PM: Fifteen million doesn’t sound like very much.

Wang: It’s a drop in the bucket. But I’ve been killing myself to make this happen—it’s definitely a step in the right direction.

PM: Are other states that are at risk of earthquakes doing more than Oregon to shore up schools?

Wang: Yes. In 1933, after the Long Beach earthquake, California had a very progressive legislator who said seismic school safety was needed. They’ve been working on school safety since. California also has a department that manages all of the schools; they have architects and engineers reviewing plans to make sure schools are seismically safe. In Oregon, school districts are responsible for their own schools. I attended an earthquake engineering conference in Beijing in October, where I was asked to discuss the situation of Oregon schools. I was really shocked to hear that some of these second- and third-world countries are doing so much more than we are on seismic school safety. Iran is spending $4 billion on improving schools specifically for seismic upgrading and has allocated another $4 billion.

PM: In tough economic times, what kind of priority should we give to retrofitting schools, especially since we don’t know if the big one will hit today or a hundred years from now?

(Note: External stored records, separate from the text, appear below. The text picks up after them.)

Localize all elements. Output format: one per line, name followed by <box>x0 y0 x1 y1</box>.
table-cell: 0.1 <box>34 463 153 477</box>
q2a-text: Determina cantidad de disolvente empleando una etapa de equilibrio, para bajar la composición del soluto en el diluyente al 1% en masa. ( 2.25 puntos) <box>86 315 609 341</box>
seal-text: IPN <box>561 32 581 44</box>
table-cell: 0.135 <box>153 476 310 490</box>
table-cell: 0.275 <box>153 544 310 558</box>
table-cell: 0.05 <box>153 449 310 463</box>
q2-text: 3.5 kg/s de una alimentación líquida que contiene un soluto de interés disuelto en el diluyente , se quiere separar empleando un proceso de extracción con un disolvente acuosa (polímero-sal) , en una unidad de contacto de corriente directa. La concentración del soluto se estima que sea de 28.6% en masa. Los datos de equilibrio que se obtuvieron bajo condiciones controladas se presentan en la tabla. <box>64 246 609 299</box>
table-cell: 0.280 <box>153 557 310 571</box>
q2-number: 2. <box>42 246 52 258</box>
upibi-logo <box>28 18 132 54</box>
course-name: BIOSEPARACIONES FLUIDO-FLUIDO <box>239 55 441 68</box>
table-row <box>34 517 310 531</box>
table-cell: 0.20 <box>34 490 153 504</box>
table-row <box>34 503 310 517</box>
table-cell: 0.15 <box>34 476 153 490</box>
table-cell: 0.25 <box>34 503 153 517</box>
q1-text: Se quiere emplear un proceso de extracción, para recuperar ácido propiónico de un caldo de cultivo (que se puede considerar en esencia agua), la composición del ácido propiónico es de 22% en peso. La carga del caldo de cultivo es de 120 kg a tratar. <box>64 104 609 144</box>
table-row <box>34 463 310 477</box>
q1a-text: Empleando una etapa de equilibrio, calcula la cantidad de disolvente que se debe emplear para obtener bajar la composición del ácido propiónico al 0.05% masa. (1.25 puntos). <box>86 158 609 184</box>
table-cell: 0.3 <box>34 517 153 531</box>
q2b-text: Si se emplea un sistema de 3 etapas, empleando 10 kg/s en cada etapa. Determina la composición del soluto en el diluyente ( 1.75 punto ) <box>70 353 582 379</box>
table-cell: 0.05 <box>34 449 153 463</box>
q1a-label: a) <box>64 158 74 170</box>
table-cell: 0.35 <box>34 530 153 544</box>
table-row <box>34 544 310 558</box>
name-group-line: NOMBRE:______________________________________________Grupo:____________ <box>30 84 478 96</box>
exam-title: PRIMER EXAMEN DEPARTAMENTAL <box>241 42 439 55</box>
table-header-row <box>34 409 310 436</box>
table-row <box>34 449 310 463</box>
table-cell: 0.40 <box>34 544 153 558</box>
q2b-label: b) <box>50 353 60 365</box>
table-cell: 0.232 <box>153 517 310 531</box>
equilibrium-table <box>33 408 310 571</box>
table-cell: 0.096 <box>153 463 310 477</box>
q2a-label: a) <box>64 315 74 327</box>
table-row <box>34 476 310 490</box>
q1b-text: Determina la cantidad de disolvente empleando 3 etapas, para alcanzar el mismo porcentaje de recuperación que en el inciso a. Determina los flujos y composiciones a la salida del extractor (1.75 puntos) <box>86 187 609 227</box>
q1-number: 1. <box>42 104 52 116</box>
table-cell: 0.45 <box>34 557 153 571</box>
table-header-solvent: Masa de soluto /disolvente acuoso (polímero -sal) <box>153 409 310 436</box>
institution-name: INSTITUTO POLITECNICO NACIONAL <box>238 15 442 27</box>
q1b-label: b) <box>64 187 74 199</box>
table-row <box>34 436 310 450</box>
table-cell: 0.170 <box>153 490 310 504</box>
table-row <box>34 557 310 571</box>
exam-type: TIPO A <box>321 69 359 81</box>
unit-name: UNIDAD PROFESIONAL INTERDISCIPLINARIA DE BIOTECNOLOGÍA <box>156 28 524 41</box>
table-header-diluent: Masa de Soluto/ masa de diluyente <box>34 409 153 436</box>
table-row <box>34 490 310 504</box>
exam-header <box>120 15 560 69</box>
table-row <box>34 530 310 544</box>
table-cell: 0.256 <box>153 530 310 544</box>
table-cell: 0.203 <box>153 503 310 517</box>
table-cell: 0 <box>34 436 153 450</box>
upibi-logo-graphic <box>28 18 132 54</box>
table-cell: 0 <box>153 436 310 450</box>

Wang: Look at the Oregon University System, which includes Portland State University. They already had a list of which buildings needed deferred maintenance; then they integrated seismic upgrades. So if you have a leaky roof, that’s when you tie the roof to the walls, which is part of a seismic retrofit. PSU prioritizes its upgrades based on seismic life-safety issues. We’d like to see that happen with K–12 schools. We know the earthquake is inevitable, and we know the damage is going to be bad. So how can we systematically be smart about being cost-effective and direct money in a continuous dribble until we improve the building stock so that we don’t have collapse?

PM: Until then, the situation you describe is very frightening. What can parents do?

Wang: In 2002, there was an earthquake in a rural part of Italy and almost 100 percent of the children died in one school. There were parents chained to the front of the school, protesting how this could happen. I can tell you, after an earthquake here politicians are going to stand up, slam their fists on their desks, and say, ‘We need to do this now.’ School districts have their own problems; seismic school safety is not on their radar screen. It’s expensive, and there isn’t much public demand by parents and others to fix things. We don’t want people to panic. One thing parents can do is talk with the governor’s staff and legislature about having a good grant program and having it funded. Parents can advocate to have their school mitigated. Right now.

PM: School earthquake drills teach kids to “duck and cover.” But if you know a building is going to collapse, isn’t it better to get out of the building as fast as possible?

Wang: The “duck, cover, and hold” drill assumes the building is still standing. That kind of says it all.